Hackers earned $21mn in last 12 months via bug bounty
Singapore: Hackers earned $21 million in the last 12 months reporting vulnerabilities via various bug bounty opportunities as governments’ efforts to fix malware increased a whopping 214 per cent globally, a new report said on Friday.
Six hackers surpassed $1 million in lifetime earnings, seven more hit $500,000 in lifetime earnings and more than 50 earned $100,000 or more in the past year alone, revealed HackerOne, hacker-powered bug bounty platform.
The “2019 Hacker-Powered Security Report” examines trends from over 120,000 security vulnerabilities resolved for more than 1,400 customers, earning hackers over $62 million in bounties.
“Hacking is here for good, for the good of all of us.
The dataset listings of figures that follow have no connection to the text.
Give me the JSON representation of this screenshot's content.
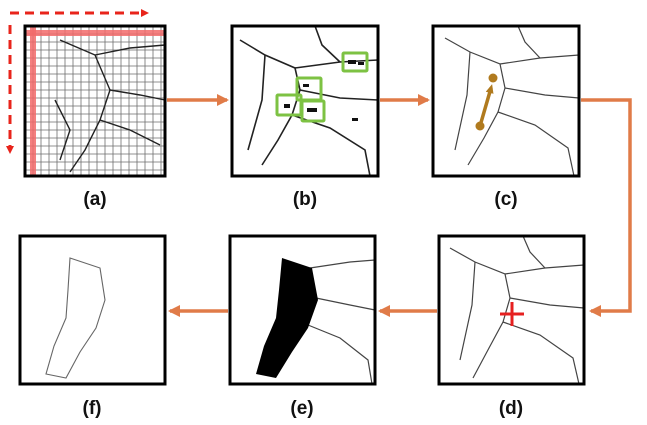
{
  "panels": [
    {
      "id": "a",
      "label": "(a)",
      "content": "map-with-grid-and-red-scan-lines"
    },
    {
      "id": "b",
      "label": "(b)",
      "content": "binarized-map-with-green-boxes"
    },
    {
      "id": "c",
      "label": "(c)",
      "content": "cleaned-map-with-direction-arrow"
    },
    {
      "id": "d",
      "label": "(d)",
      "content": "cleaned-map-with-red-seed-cross"
    },
    {
      "id": "e",
      "label": "(e)",
      "content": "map-with-filled-black-region"
    },
    {
      "id": "f",
      "label": "(f)",
      "content": "extracted-region-outline"
    }
  ],
  "flow": [
    "a",
    "b",
    "c",
    "d",
    "e",
    "f"
  ],
  "colors": {
    "flow_arrow": "#E07B48",
    "scan_dashes": "#E8241B",
    "grid_highlight": "#F26A6A",
    "detection_box": "#7DC243",
    "direction_arrow": "#B07A1E",
    "seed_cross": "#E62020",
    "panel_border": "#000000",
    "filled_region": "#000000"
  }
}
Half a million hackers have willingly signed up with HackerOne to help solve one of the greatest challenges our society faces today,” said HackerOne CEO Marten Mickos.
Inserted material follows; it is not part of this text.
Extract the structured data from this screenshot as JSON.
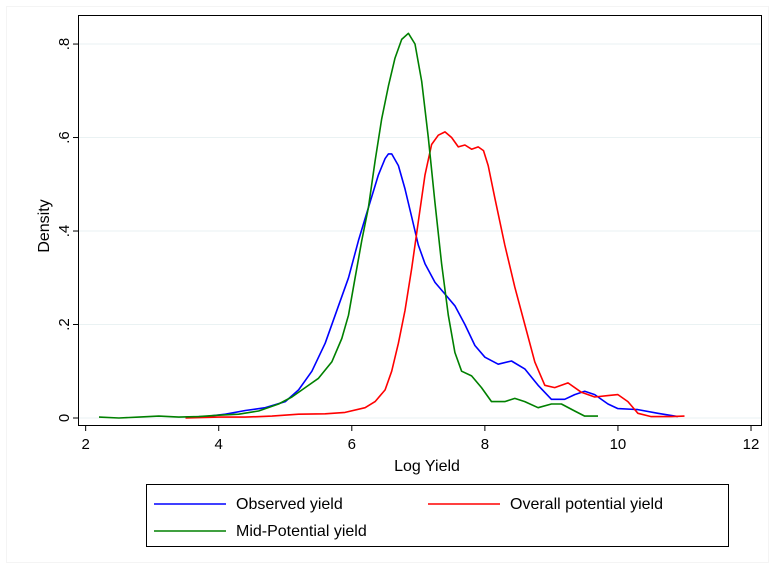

“We cannot prevent data breaches, reduce cybercrime, protect privacy or restore trust in society without pooling our defences and asking for external help,” he added.
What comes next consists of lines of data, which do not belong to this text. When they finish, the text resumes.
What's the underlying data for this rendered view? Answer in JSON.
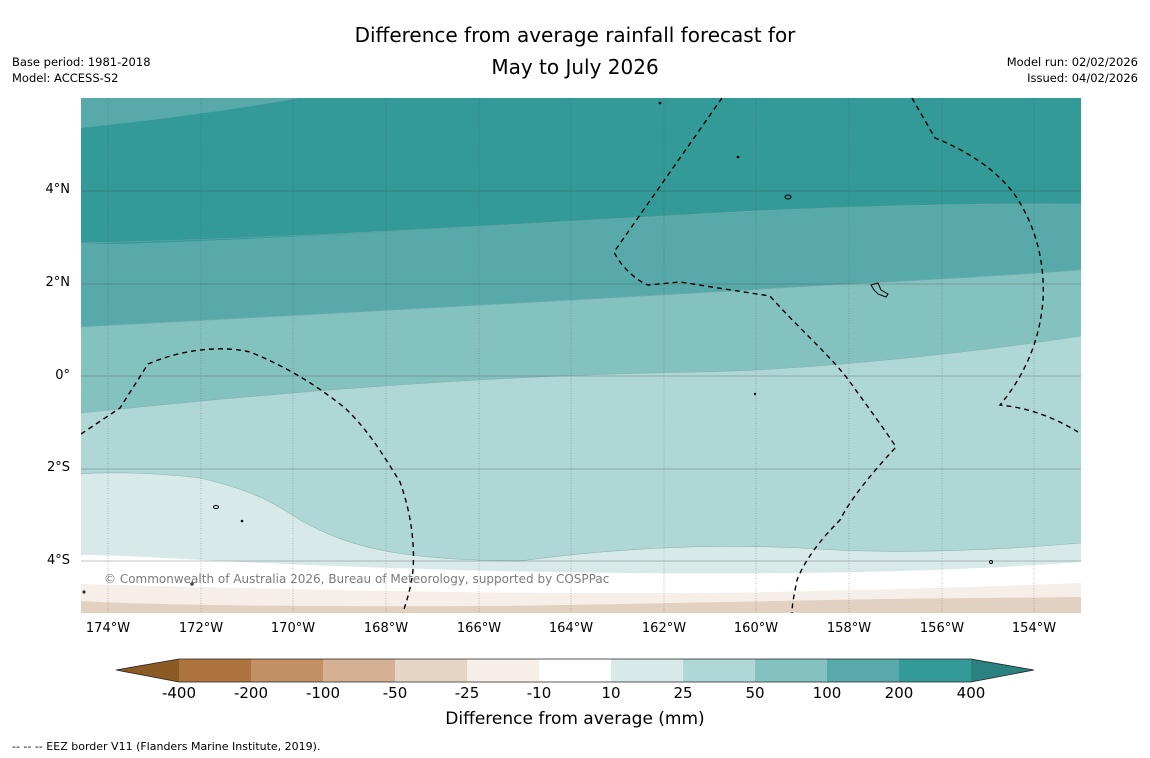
{
  "title": {
    "line1": "Difference from average rainfall forecast for",
    "line2": "May to July 2026"
  },
  "meta_left": {
    "base_period": "Base period: 1981-2018",
    "model": "Model: ACCESS-S2"
  },
  "meta_right": {
    "model_run": "Model run: 02/02/2026",
    "issued": "Issued: 04/02/2026"
  },
  "map": {
    "lat_labels": [
      "4°N",
      "2°N",
      "0°",
      "2°S",
      "4°S"
    ],
    "lon_labels": [
      "174°W",
      "172°W",
      "170°W",
      "168°W",
      "166°W",
      "164°W",
      "162°W",
      "160°W",
      "158°W",
      "156°W",
      "154°W"
    ],
    "copyright": "© Commonwealth of Australia 2026, Bureau of Meteorology, supported by COSPPac"
  },
  "colorbar": {
    "title": "Difference from average (mm)",
    "tick_labels": [
      "-400",
      "-200",
      "-100",
      "-50",
      "-25",
      "-10",
      "10",
      "25",
      "50",
      "100",
      "200",
      "400"
    ],
    "colors": {
      "below_-400": "#8c5a24",
      "-400_-200": "#ad7440",
      "-200_-100": "#c39066",
      "-100_-50": "#d5b092",
      "-50_-25": "#e7d5c4",
      "-25_-10": "#f6efe9",
      "-10_10": "#ffffff",
      "10_25": "#d7eae9",
      "25_50": "#aed7d6",
      "50_100": "#84c2c0",
      "100_200": "#58aaaa",
      "200_400": "#339a98",
      "above_400": "#2a817f"
    }
  },
  "footnote": "--  --  -- EEZ border V11 (Flanders Marine Institute, 2019)."
}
The average bounty paid for critical vulnerabilities increased to $3,384 in the past year — a 48 per cent increase over last year’s average of $2,281 and a 71 per cent increase over the 2016 average of $1,977.
Bounty values for less severe vulnerabilities are also rising, with the average platform-wide bounty increasing 65 per cent.
Strong bug bounty programme adoption took place in automotive (113 per cent), telecommunications (91 per cent), consumer goods (64 per cent), and cryptocurrency and Blockchain (64 per cent) industries.
“Globalisation of hacker-powered security continues to increase. Several new countries entered the top 10 highest paying, hackers living in 19 countries earned more than $100,000 in total last year, and more organisations in more countries are hosting live hacking events,” the report mentioned.
“Hackers are no longer anonymous guns-for-hire. They are being embraced by everyone from the insurance industry to government agencies,” it added.
When a new bug bounty programme is launched, in 77 per cent of the cases, hackers are reporting the first valid vulnerability within 24 hours.
Nearly 25 per cent of valid vulnerabilities found are classified as being of “high or critical” severity.
“Every five minutes, a hacker reports a vulnerability through a bug bounty or vulnerability disclosure programme. Every 60 seconds, a hacker partners with an organisation on HackerOne,” the report added.